Direktur Politeknik Negeri Madiun, Muhammad Fajar Subkhan, menuturkan Politeknik Madiun menjadi salah satu penerima program Competitive Fund untuk program D-2 jalur cepat. “Alhamdulillah kita bertemu dengan mitra SMK yang betul-betul mendukung, yaitu SMK PGRI 1 Mejayan. Kami juga bertemu industri yang punya komitmen yang kuat, yaitu PT INKA. Jadi kami sudah melaksanakan perjanjian kerja sama yang didukung dan dinaungi industri,” terang Fajar.

Diakui Fajar, tidak banyak perguruan tinggi vokasi yang menghasilkan lulusan diploma 2. “Jumlah lulusan sarjana terapan dengan lulusan sarjana belum seimbang. Hanya sekitar 0,5 % dari seluruh lulusan diploma-1 sampai sarjana, maupun sarjana terapan di perguruan tinggi di seluruh Indonesia yang lulus dari D-2. Jadi, jumlahnya sangat kecil sekali, kurang dari 1%, Maka perlu akselerasi untuk menyiapkan sumber daya yang lulus dari diploma 2,” tuturnya.

Diterangkan Fajar, pada Politeknik Madiun terdapat Prodi D3 Pembentukan Logam. “Pembentukan logam itu adalah core business, proses produksinya di INKA. Kami melibatkan pengajar-pengajar dari PT INKA. Harapannya, ketika lulus nanti, mahasiswa tidak hanya bisa melakukan pembentukan logam untuk kereta api saja, tetapi juga untuk manufaktur lain, seperti mobil. Sehingga, apabila bekerja di tempat lain, tetapi butuh keahlian pembentukan logam, bisa mencari di tempat lain,” tutur Fajar.

Direktur Pengembang PT. INKA, Agung Sedaju, menilai D-2 jalur cepat dapat membantu lulusan cepat lulus dan industri pun tidak perlu menunggu tiga tahun untuk mendapatkan tenaga kerja yang terampil. “Program ini dapat menyelesaikan kebutuhan kecepatan tenaga kerja, kualitas yang lebih baik, serta biaya efisien bagi industri,” terang Agung.

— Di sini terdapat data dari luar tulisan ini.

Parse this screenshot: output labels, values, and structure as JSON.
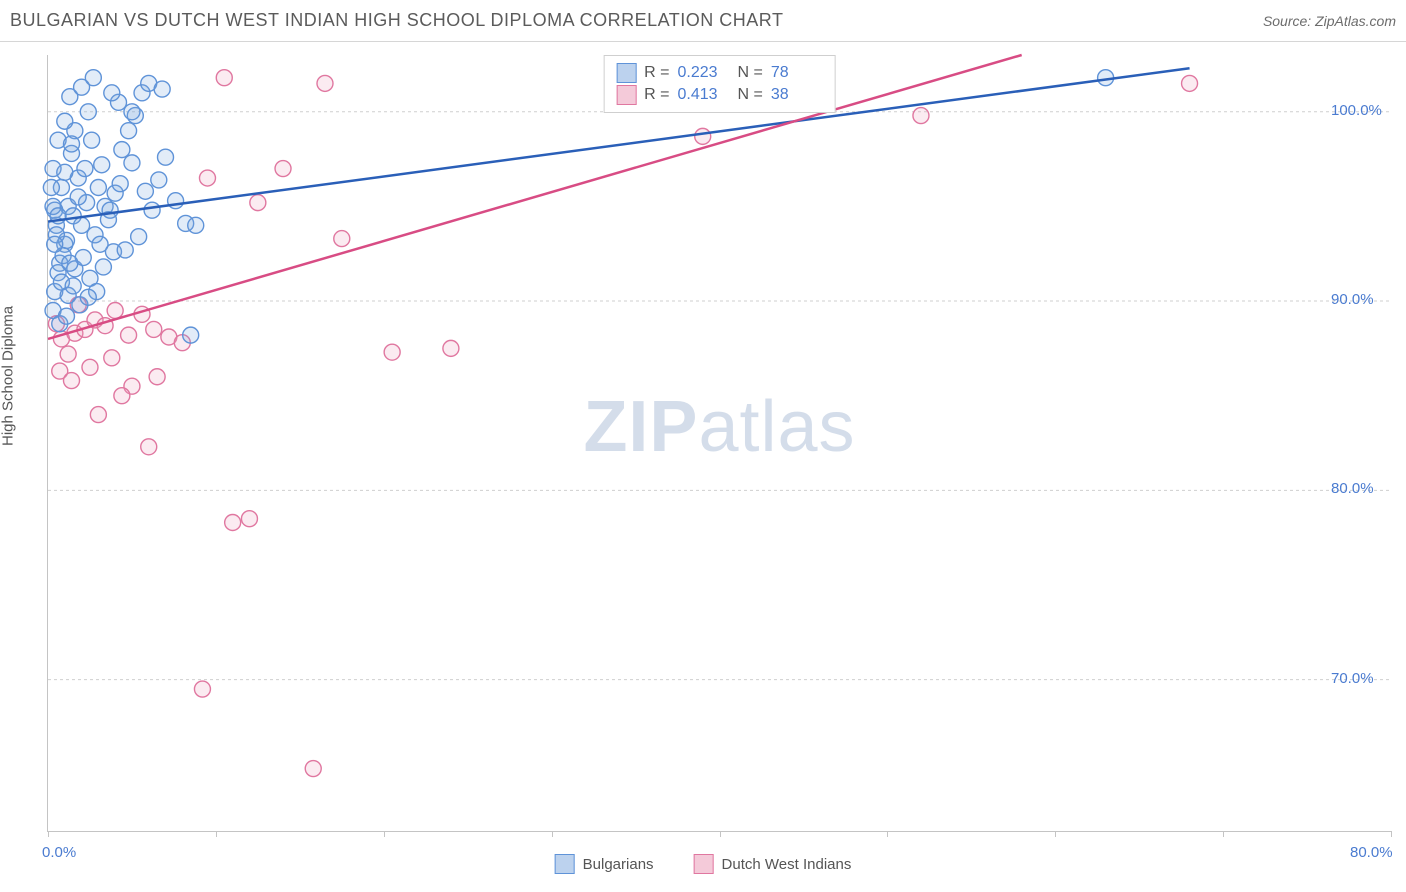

Dituturkan dia, industri harus siap membuka diri. “Industri harus rela mengambil sebagian karyawannya untuk mendidik para mahasiswa. Walaupun dirasa cukup berat, ini wajib untuk mendukung program ini. Industri juga harus siap menyiapkan fasilitas produksinya untuk digunakan mahasiswa praktik, agar mahasiswa memahami proses manufaktur,” terang Agung.

Sementara itu, Kepala SMK PGRI 1 Mejayan, Sampun Hadam, mengaku menghadapi beragam tantangan. “Pertama adalah mengubah cara berpikir. Saya terus memotivasi anak-anak dan berkolaborasi dengan pemerintah daerah. Ini bukan pekerjaan ringan,” ucapnya. Selain itu, umumnya, anak-anak yang dididik di SMK-nya rata-rata berasal dari keluarga ekonomi lemah.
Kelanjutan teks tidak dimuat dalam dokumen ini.